米国バイオエタノールの失敗--熱狂しても忘れるな!官製市場の落とし穴
ブッシュ前大統領は、06年の一般教書演説でバイオエタノールの重要性を強調。翌07年には17年までに再生可能燃料を年間350億ガロン使用するという目標をブチ上げた。350億ガロンをトウモロコシで賄えば、米国の年間トウモロコシ生産量にほぼ匹敵する約120億ブッシェルが燃料になってしまう。
トウモロコシは世界の生産量の約4割、輸出量では約6割を米国が占める、米国依存度が極めて強い穀物だ。その米国のトウモロコシがすべて燃料用に回れば、世界中で食糧危機が起きかねない。そうした懸念が持たれる一方、投資資金はバイオエタノール業界に殺到した。
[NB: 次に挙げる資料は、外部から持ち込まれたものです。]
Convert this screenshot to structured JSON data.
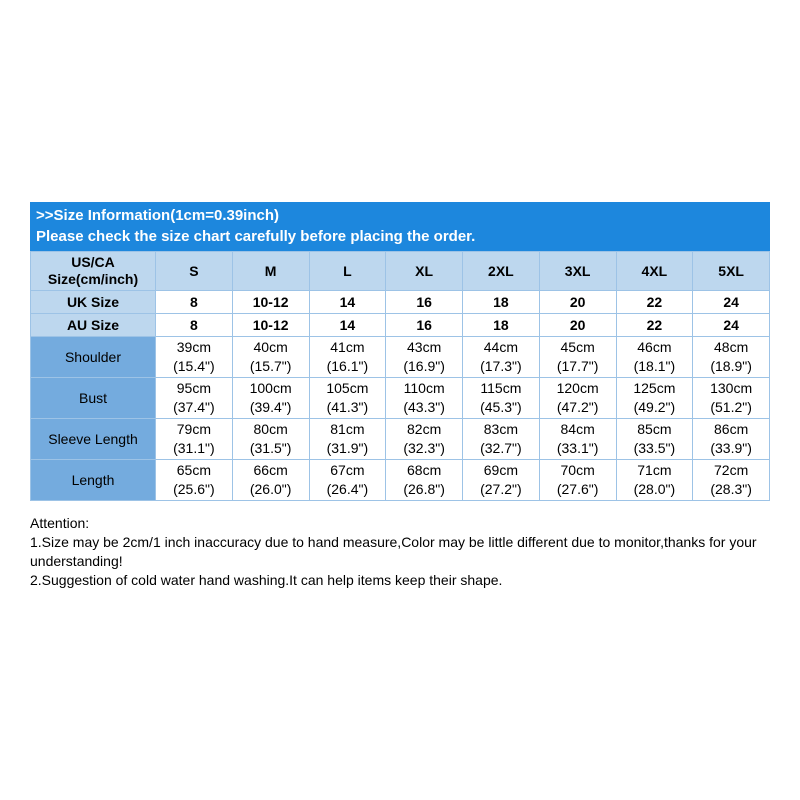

さすがにトウモロコシ全量をエタノール向けというのは現実的ではなく、07年末成立の「2007年エネルギー法」では、再生可能燃料を22年までに360億ガロンまで拡大するとしたが、トウモロコシエタノールは15年までに150億ガロンまでにとどめ、残りは非食用作物由来のエタノールで賄うとした。もっとも150億ガロンといっても07年当時の2倍以上の水準。米国のトウモロコシ生産量が増え続けなければ、輸出分がなくなる心配は残る。
結局、エタノール需要の増大は、トウモロコシと連動した穀物全般の価格高騰を招いた。むろん、穀物価格の上昇は新興国の需要増大、原油高、投機資金流入など、複雑な要因が絡み合っている。必ずしもバイオエタノールだけが犯人ではない。それでも「バイオエタノールの生産が、07/08穀物年度でトウモロコシ価格を約22%押し上げた」と、農林水産省農林水産政策研究所の小泉達治主任研究官は分析する。